Exactement. Ce ne sont pas des concepts (définis), mais des idées (indéfinies). (tu emploies le terme "concept" dans ton article)
Les compétiteurs ont-ils étudié la philosophie, au moins en classe de Terminale ?
La réponse est : pour certains, et des plus hauts, oui - hélas ! pour mon pessimisme.
Je m'arrête là, nous parlerions de l'âme et de l'éternité - des concepts, oui, très souvent mal compris.

Tiens, demain, chez moi, on parle de Saint-Exupéry, dont les derniers mots écrits étaient : "La termitière future m’épouvante."
(les tout derniers mots, à la dernière seconde, étaient : putain de bordel de merde je vais me crasher - Saint-Exupéry était un homme)

2. Le mercredi 8 octobre 2014, 20:10 par des pas perdus

Le problème pour un certain nombre de décideurs, c'est qu'ils ne lisent plus que des notes rédigées par leurs conseillers...

Antoine a sombré avant que je n'arrive sur ton blog...

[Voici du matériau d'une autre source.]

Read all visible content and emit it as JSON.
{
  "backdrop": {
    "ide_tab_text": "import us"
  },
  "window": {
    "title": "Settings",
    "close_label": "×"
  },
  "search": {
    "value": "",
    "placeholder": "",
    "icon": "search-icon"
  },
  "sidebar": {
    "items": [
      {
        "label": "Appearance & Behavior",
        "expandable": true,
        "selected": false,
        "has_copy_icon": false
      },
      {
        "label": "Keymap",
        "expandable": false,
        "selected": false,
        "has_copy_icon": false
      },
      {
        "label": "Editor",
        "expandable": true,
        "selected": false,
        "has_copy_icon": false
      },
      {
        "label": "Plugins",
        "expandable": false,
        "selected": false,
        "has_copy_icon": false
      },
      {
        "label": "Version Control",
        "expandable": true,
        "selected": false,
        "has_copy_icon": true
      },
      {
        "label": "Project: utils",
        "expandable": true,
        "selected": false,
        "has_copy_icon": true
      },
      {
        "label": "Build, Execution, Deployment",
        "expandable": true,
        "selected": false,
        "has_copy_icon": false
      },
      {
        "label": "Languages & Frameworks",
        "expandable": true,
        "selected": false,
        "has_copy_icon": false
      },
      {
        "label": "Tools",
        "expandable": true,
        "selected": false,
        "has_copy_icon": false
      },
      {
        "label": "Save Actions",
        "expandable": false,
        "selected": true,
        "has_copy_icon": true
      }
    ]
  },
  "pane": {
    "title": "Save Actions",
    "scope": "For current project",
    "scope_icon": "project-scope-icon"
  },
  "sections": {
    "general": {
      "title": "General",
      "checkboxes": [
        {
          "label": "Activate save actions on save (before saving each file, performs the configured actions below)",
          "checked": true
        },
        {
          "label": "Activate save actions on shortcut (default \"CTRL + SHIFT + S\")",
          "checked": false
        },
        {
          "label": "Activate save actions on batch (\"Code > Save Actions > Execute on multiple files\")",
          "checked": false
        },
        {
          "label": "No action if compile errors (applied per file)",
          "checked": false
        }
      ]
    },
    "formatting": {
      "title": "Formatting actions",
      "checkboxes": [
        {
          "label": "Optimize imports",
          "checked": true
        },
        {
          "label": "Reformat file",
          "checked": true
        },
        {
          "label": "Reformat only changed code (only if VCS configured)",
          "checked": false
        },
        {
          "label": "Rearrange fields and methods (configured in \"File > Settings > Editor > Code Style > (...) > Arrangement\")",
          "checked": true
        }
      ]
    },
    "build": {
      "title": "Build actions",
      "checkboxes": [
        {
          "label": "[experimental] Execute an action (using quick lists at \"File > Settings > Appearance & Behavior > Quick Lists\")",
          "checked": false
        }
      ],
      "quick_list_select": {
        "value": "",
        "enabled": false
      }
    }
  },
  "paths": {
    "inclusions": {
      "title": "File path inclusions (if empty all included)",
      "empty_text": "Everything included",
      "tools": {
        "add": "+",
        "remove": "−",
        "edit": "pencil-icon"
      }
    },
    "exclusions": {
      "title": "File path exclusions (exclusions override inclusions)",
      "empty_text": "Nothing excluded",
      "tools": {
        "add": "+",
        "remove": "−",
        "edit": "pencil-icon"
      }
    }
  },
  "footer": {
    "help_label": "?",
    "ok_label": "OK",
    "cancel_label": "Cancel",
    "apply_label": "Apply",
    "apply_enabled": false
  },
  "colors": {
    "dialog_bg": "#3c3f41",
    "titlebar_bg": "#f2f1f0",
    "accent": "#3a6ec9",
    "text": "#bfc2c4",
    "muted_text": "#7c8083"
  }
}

3. Le jeudi 9 octobre 2014, 18:55 par Lou de Libellus

Antoine est bien là, mais ce matin, une maintenance (annoncée) des serveurs a entraîné des perturbations.

N'oublie pas 'A la Une' : anciennement un "module", avant la "réforme" d'OverBlog. J'ai repris la formule en "article", dont je modifie la date au fur et à mesure. Il n'y a qu'une ligne, vers une "page", réactualisée de temps en temps.
La dernière nouvelle est une chose que seule Madame de Sévigné pourrait qualifier en une page d'adjectifs. Tu verras.

4. Le vendredi 10 octobre 2014, 17:25 par des pas perdus

Oui j'ai vérifié...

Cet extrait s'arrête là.